Validation dataset IV: The 345 clinical exome panel cases in validation dataset IV contain 345 pathogenic/likely pathogenic variants. Samples from both male and female patients were included, of which some were part of consanguineous families. The causal variants for these samples were previously identified through manual filtering.
Validation dataset V: The 262 clinical exome panel cases in validation dataset V contain 262 VUS variants. Samples from both male and female patients were included, of which some were part of consanguineous families. The causal variants for these samples were previously identified through manual filtering of the data and were classified as ‘VUS’

The main metric used in the benchmark is the rank provided by our method for previously reported variants. The ranks are then grouped into categories such as rank1, top5, top10, top25, top50, top100, top1,000 and above top1,000.

5. Results

CENTOGENE’s in-house solution for variant prioritization was seen to outperform external tools due our extensive database ̶ CentoMD®, efficient filtering strategies, deep-phenotypic methods, and artificial intelligence expertise. We were able to demonstrate the superior performance of CENTOGENE’s variant prioritization solution over external tools. Importantly, the resulting solution outperformed other tools with regards to sensitivity and specificity for flagging ‘pathogenic’ and ‘likely pathogenic’ variants.

Causal Variants Ranking

Company 1: Whereas Company 1 ranked the causal variant as top candidate in 11 of 50 cases (22%). Moreover, the causal variant was ranked within the top 25 for 37 cases (74%). For the remaining 3 cases (6%), the causal variant was not ranked due to no score for Company 1 or wrong transcript annotation.

Company 2: In comparison, ranked the causal variant as top candidate in 27 cases (54%), within the top 5 in 33 cases (66 %), within the top 10 in 39 cases (78%) and within the top 1000 in 42cases (84%). Their Tool did not rank the causal variant for 8 cases (16%) due to insufficient phenotype overlap.
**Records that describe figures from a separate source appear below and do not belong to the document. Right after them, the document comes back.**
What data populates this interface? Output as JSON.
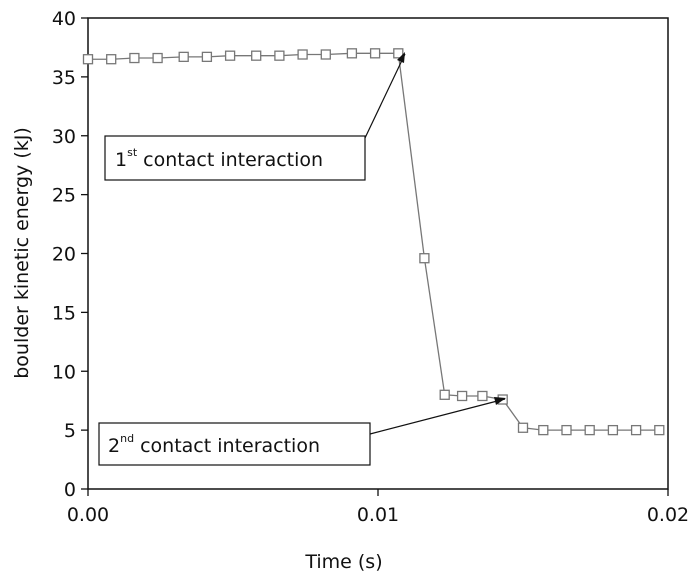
{
  "chart_data": {
    "type": "line",
    "xlabel": "Time (s)",
    "ylabel": "boulder kinetic energy (kJ)",
    "x": [
      0,
      0.0008,
      0.0016,
      0.0024,
      0.0033,
      0.0041,
      0.0049,
      0.0058,
      0.0066,
      0.0074,
      0.0082,
      0.0091,
      0.0099,
      0.0107,
      0.0116,
      0.0123,
      0.0129,
      0.0136,
      0.0143,
      0.015,
      0.0157,
      0.0165,
      0.0173,
      0.0181,
      0.0189,
      0.0197
    ],
    "series": [
      {
        "color": "#777777",
        "values": [
          36.5,
          36.5,
          36.6,
          36.6,
          36.7,
          36.7,
          36.8,
          36.8,
          36.8,
          36.9,
          36.9,
          37.0,
          37.0,
          37.0,
          19.6,
          8.0,
          7.9,
          7.9,
          7.6,
          5.2,
          5.0,
          5.0,
          5.0,
          5.0,
          5.0,
          5.0
        ]
      }
    ],
    "xlim": [
      0,
      0.02
    ],
    "xticks": [
      {
        "value": 0,
        "label": "0.00"
      },
      0.01,
      0.02
    ],
    "ylim": [
      0,
      40
    ],
    "yticks": [
      0,
      5,
      10,
      15,
      20,
      25,
      30,
      35,
      40
    ],
    "annotations": [
      {
        "number": "1",
        "suffix": "st",
        "text": " contact interaction"
      },
      {
        "number": "2",
        "suffix": "nd",
        "text": " contact interaction"
      }
    ]
  }
}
Company 3: In addition, we also ran Company 3 with our 50 validation dataset and it ranked the causal variant as top candidate in 17 cases (34%), within the top 5 in 27 cases (54 %), within the top 10 in 35 cases (70%) and within the top 1000 in 48 cases (96%). For the remaining 2 cases (4%), the causal variant was not ranked due to no Company 3 score.

CENTOGENE: ranked within top 25 variants for 92% of the total 50 cases (n=46) and all the cases are ranked within top 1000 variants.

Benchmarking analyses with 50 WES cases

6. Conclusion

With the exponential growth of biomedical data sets in genetic diagnostics, it is increasingly important to combine large data sets with artificial intelligence in order to accelerate patient diagnosis. Variant prioritization is important in patient diagnosis because it helps identify likely variants from the results of next-generation sequencing technologies. With a number of academic and commercial tools available for variant prioritization, CENTOGENE developed an in-house AI-based tool, and benchmarked it against similar external tools used by its peer companies. The results demonstrated the superior performance of CENTOGENE’s tool against others tested.

To summarize, our variant prioritization solution has several strengths:

It addresses a central challenge in this process by performing fast, comprehensive and highly accurate prioritization by deploying artificial intelligence.
The method incorporates a large number of affected and unaffected patients from CENTGENE’s extensive in-house data base and this information will be useful to improve and penalize relevant and irrelevant variants.
The results demonstrate that CENTOGENE’s state-of-the-art solution - driven by our in-house AI systems - outperforms external state-of-the-art tools for prioritizing specific variants that could be linked to a specific disease.